The Trial of the Chicago 7 is Aaron Sorkin’s second foray into directing, a dramatisation of the true story of 7 people on trial following the events at the 1968 Democratic National Convention in Chicago, Illinois.
The film centres around what is effectively a sham of a trial, and aside from a few flashbacks and prep scenes, it is virtually set entirely in the courtroom for the 2+ hour duration. There aren’t many films that can pull this off and aside from a slight lull in the middle, The Trial of the Chicago 7 manages this impressively well and this is mainly down to Aaron Sorkin himself and his rather stellar cast. It also helps that the story itself is a fascinating one. I knew nothing about the trial, the people or even the protests in Chicago, so watching this was a rather disturbing eye opener. It’s a truly compelling and interesting story which has a great deal of relevance to today’s politics – Netflix Ken what they were doing releasing this close to election time!
I’m a long time fan of Sorkin’s writing and alongside his directing, it definitely does not disappoint here. His usual sharp and quick witted dialogue is ever present and is delivered flawless by the marvellous cast. Sorkin even manages to throw in a few laughs which considering the rather serious aspects of the story is no mean feat, and these are often delivered from the ‘bromance’ between Sacha Baron Cohen’s Abbie Hoffman and Jeremy Strong’s Jerry Rubin. However every single member of this ensemble cast shines individually. From Mark Rylance’s exasperated lawyer William Kunstler to Frank Langella’s rather evil and incompetent judge, from Joseph Gordon Levitt’s prosecutor with a conscience to Eddie Redmayne’s intellectual Hayden. Even Michael Keaton who has a blink and you’ll miss it role as a former Attorney General is brilliant. I couldn’t pinpoint a single person in this case who excels above another as they are all fantastic.

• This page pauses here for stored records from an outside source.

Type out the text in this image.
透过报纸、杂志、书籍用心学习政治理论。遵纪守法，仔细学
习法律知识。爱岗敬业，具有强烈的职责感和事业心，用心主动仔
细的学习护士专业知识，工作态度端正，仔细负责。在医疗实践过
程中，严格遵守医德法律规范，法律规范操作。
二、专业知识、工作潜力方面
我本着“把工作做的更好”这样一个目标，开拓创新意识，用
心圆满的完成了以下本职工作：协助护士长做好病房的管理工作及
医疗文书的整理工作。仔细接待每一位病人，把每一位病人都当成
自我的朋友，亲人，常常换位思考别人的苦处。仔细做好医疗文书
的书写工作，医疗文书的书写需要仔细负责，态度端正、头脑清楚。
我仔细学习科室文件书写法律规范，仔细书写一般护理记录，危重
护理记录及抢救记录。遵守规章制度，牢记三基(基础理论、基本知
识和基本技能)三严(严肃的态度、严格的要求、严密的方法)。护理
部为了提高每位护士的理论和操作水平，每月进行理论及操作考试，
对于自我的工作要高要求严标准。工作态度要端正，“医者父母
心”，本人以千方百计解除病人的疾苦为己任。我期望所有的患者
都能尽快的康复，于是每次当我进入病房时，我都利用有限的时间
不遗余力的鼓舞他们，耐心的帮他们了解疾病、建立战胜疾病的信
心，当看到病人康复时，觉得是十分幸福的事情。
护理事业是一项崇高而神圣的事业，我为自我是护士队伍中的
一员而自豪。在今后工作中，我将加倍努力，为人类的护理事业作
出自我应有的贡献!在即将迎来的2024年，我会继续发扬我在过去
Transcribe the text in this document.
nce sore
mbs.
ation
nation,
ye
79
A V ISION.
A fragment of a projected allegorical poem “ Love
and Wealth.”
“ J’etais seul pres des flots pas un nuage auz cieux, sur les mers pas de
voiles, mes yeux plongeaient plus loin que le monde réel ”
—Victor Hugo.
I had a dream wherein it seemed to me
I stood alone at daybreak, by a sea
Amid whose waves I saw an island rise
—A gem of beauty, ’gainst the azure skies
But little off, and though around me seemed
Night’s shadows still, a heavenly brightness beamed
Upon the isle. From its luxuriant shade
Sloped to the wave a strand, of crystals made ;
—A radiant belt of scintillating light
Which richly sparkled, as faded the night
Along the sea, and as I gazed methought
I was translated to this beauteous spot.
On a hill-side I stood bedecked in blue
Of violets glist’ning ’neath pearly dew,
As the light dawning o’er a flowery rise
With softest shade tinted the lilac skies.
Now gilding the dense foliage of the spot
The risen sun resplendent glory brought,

I don’t believe this film is perfect. There is a slight lull in the middle due to the mostly courtroom setting, even with the cracking dialogue, and whilst I did enjoy Sorkin’s directing style, I did wonder if this film looked a little too slick and polished overall. The story is dark, gritty and rather disturbing when you think of the political and racial undertones and motivations, and the film itself doesn’t always reflect this – the ending especially is very moving, but feels a little too happy and Hollywood. I’d also question why not all of the major characters were included in the intertitles detailing what happened to the individuals after the events of this film. Considering it was such a balanced cast, it seemed odd not to include all the main characters especially for those who don’t know the real life history.
Overall this is a fantastic dialogue and performance driven film. Sorkin is without a doubt a master of the legal and political drama, and if you’re a fan of his earlier work then this is definitely one worth watching. Whilst “enjoyable” may not be the most appropriate word considering the subject matter, this is a hugely interesting and entertaining watch.